Когда Гера ушел досыпать в дом, Вера Афанасьевна как бы невзначай бросила фразу:
— А что у вас происходило этой ночью на даче?
Елена Федоровна удивленно приподняла бровь, не понимая вопроса.
— Я имею в виду не в доме, а на участке, — поправила себя Вера Афанасьевна.
— А, ты про это… да мы все наряжаемся в гномов и играем в прятки, — шутила Елена Федоровна.
Женщины громко рассмеялись, так что Алеша зашевелился под одеялом и перевернулся на другой бок.
— Нет, правда, — настаивала Вера Афанасьевна. — Ты сама знаешь, иногда нападает такая бессонница, никак не уснуть. Вот как раз вчера, проснулась где-то около двух ночи, устала лежать и вышла подышать свежим воздухом…
— И что же ты увидела? — нетерпеливо перебила соседку Елена Федоровна.
— Я увидела свет от фонарика…
— Всего лишь кто-то из ребят пошел в туалет.
— Ты дослушай.
Вера Афанасьевна допила кофе и поставила чашку на стол.
— Только не подумай, что я подсматривала.

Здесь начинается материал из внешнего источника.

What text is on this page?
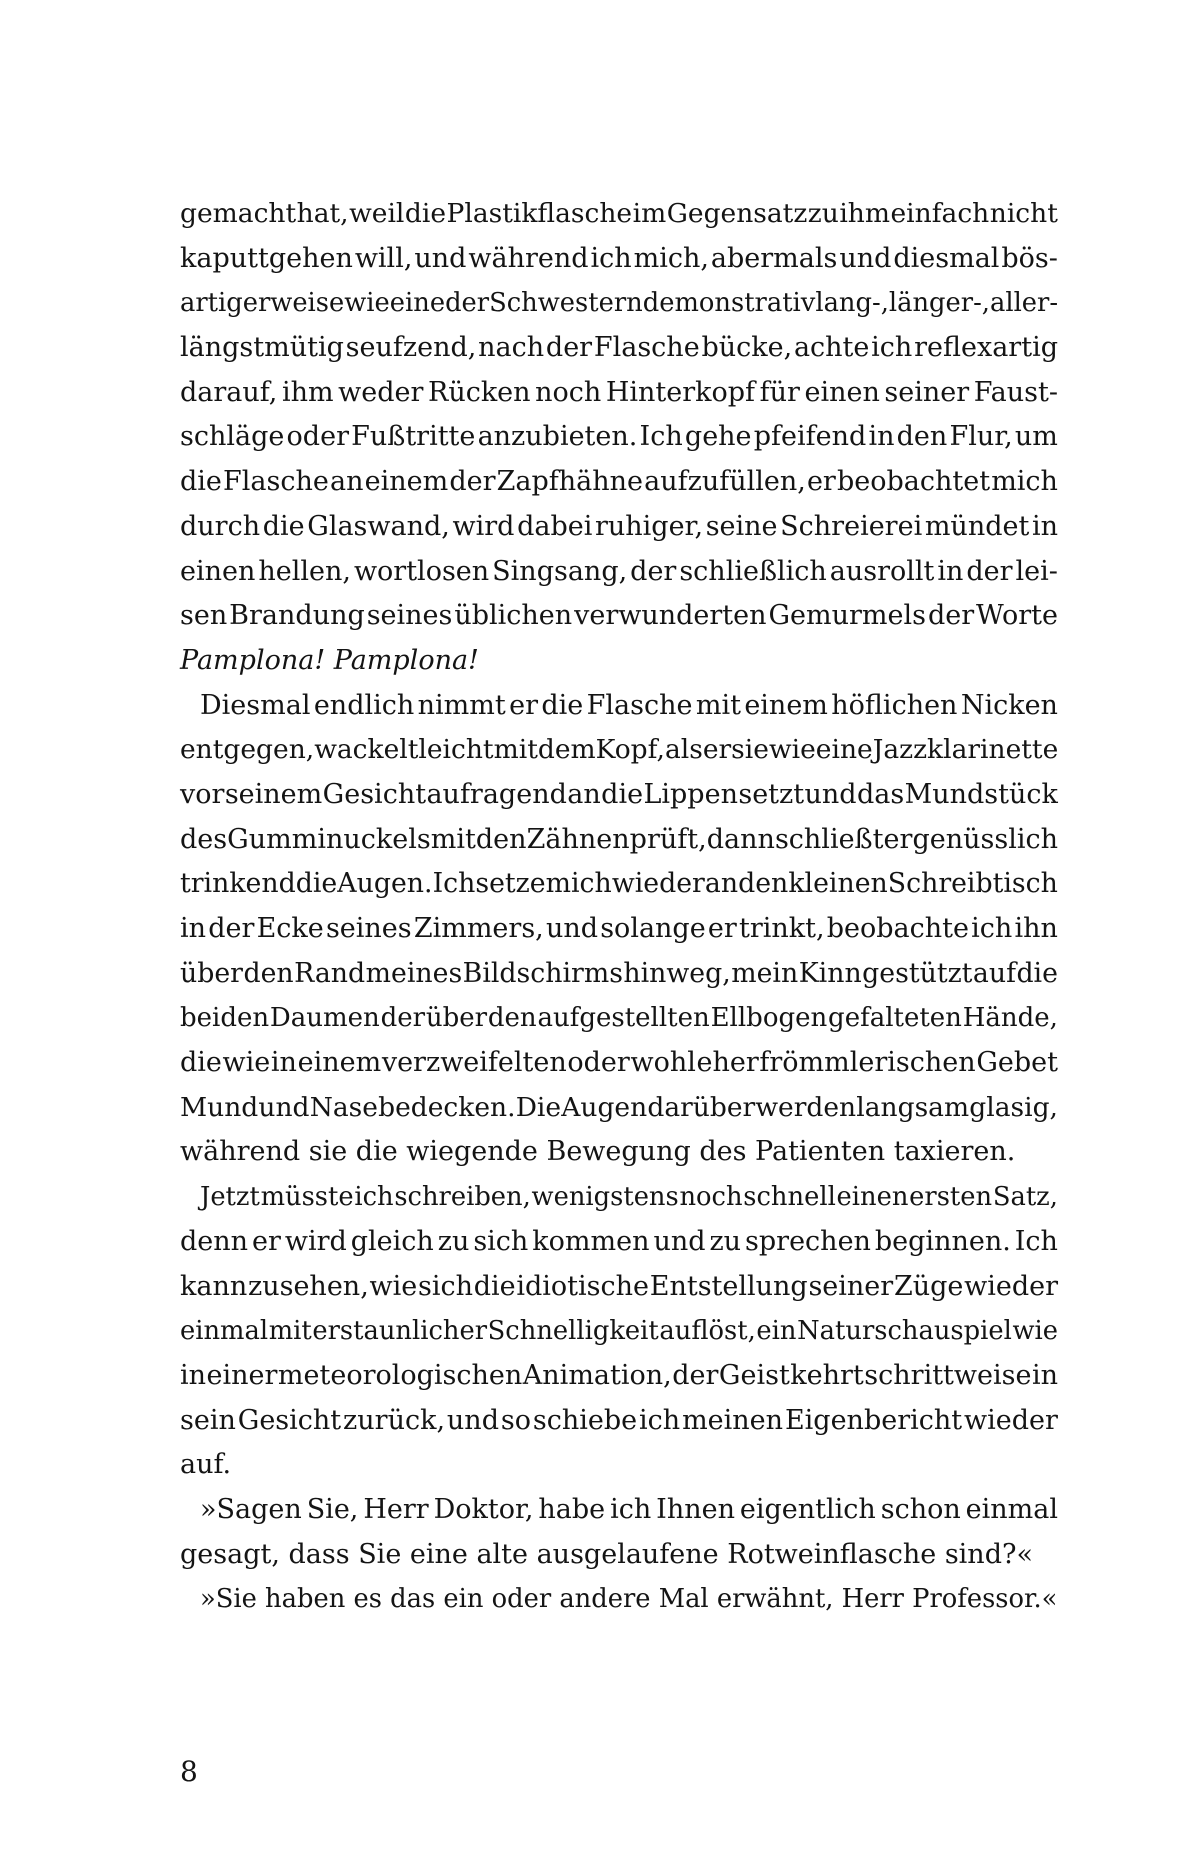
gemacht hat, weil die Plastikflasche im Gegensatz zu ihm einfach nicht
kaputtgehen will, und während ich mich, abermals und diesmal bös-
artigerweise wie eine der Schwestern demonstrativ lang-, länger-, aller-
längstmütig seufzend, nach der Flasche bücke, achte ich reflexartig
darauf, ihm weder Rücken noch Hinterkopf für einen seiner Faust-
schläge oder Fußtritte anzubieten. Ich gehe pfeifend in den Flur, um
die Flasche an einem der Zapfhähne aufzufüllen, er beobachtet mich
durch die Glaswand, wird dabei ruhiger, seine Schreierei mündet in
einen hellen, wortlosen Singsang, der schließlich ausrollt in der lei-
sen Brandung seines üblichen verwunderten Gemurmels der Worte
Pamplona! Pamplona!
Diesmal endlich nimmt er die Flasche mit einem höflichen Nicken
entgegen, wackelt leicht mit dem Kopf, als er sie wie eine Jazzklarinette
vor seinem Gesicht aufragend an die Lippen setzt und das Mundstück
des Gumminuckels mit den Zähnen prüft, dann schließt er genüsslich
trinkend die Augen. Ich setze mich wieder an den kleinen Schreibtisch
in der Ecke seines Zimmers, und solange er trinkt, beobachte ich ihn
über den Rand meines Bildschirms hinweg, mein Kinn gestützt auf die
beiden Daumen der über den aufgestellten Ellbogen gefalteten Hände,
die wie in einem verzweifelten oder wohl eher frömmlerischen Gebet
Mund und Nase bedecken. Die Augen darüber werden langsam glasig,
während sie die wiegende Bewegung des Patienten taxieren.
Jetzt müsste ich schreiben, wenigstens noch schnell einen ersten Satz,
denn er wird gleich zu sich kommen und zu sprechen beginnen. Ich
kann zusehen, wie sich die idiotische Entstellung seiner Züge wieder
einmal mit erstaunlicher Schnelligkeit auflöst, ein Naturschauspiel wie
in einer meteorologischen Animation, der Geist kehrt schrittweise in
sein Gesicht zurück, und so schiebe ich meinen Eigenbericht wieder
auf.
»Sagen Sie, Herr Doktor, habe ich Ihnen eigentlich schon einmal
gesagt, dass Sie eine alte ausgelaufene Rotweinflasche sind?«
»Sie haben es das ein oder andere Mal erwähnt, Herr Professor.«
8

Говоря это, Вера Афанасьевна нисколько не лукавила. Из-за того, что весь дачный массив располагался на склоне, дачи, уходящие вниз к реке, неплохо просматривались сверху. Если бы не деревья и кустарники, участок Глебовых был бы вообще весь как на ладони у Веры Афанасьевны, когда та отдыхала под навесом возле дома.
— Да о чем ты?
— Сначала я действительно ничего не заметила необычного. Я же встала среди ночи, так почему бы и другим не сделать то же самое? Но затем услышала, именно услышала, потому что в той стороне, где у вас заросли калины и орешника, вообще ничего не видно, как кто-то ходит, суетится и, как поняла, что-то мастерит.
Елена Федоровна задумчиво молчала. Ей очень не хотелось признаваться, что она совсем не в курсе происходящего ночами на собственной даче, ведь она всегда считала себя хорошо осведомленной относительно всего того, что касалось ее дома. К тому же услышанное было и правда таким странным, что было невероятно сложно с ходу придумать удовлетворяющее любопытство соседки объяснение.
— Если бы что-то мастерилось, то, наверное, я бы это заметила. Но сегодня все так же, как было вчера перед сном. — ничего не изменилось.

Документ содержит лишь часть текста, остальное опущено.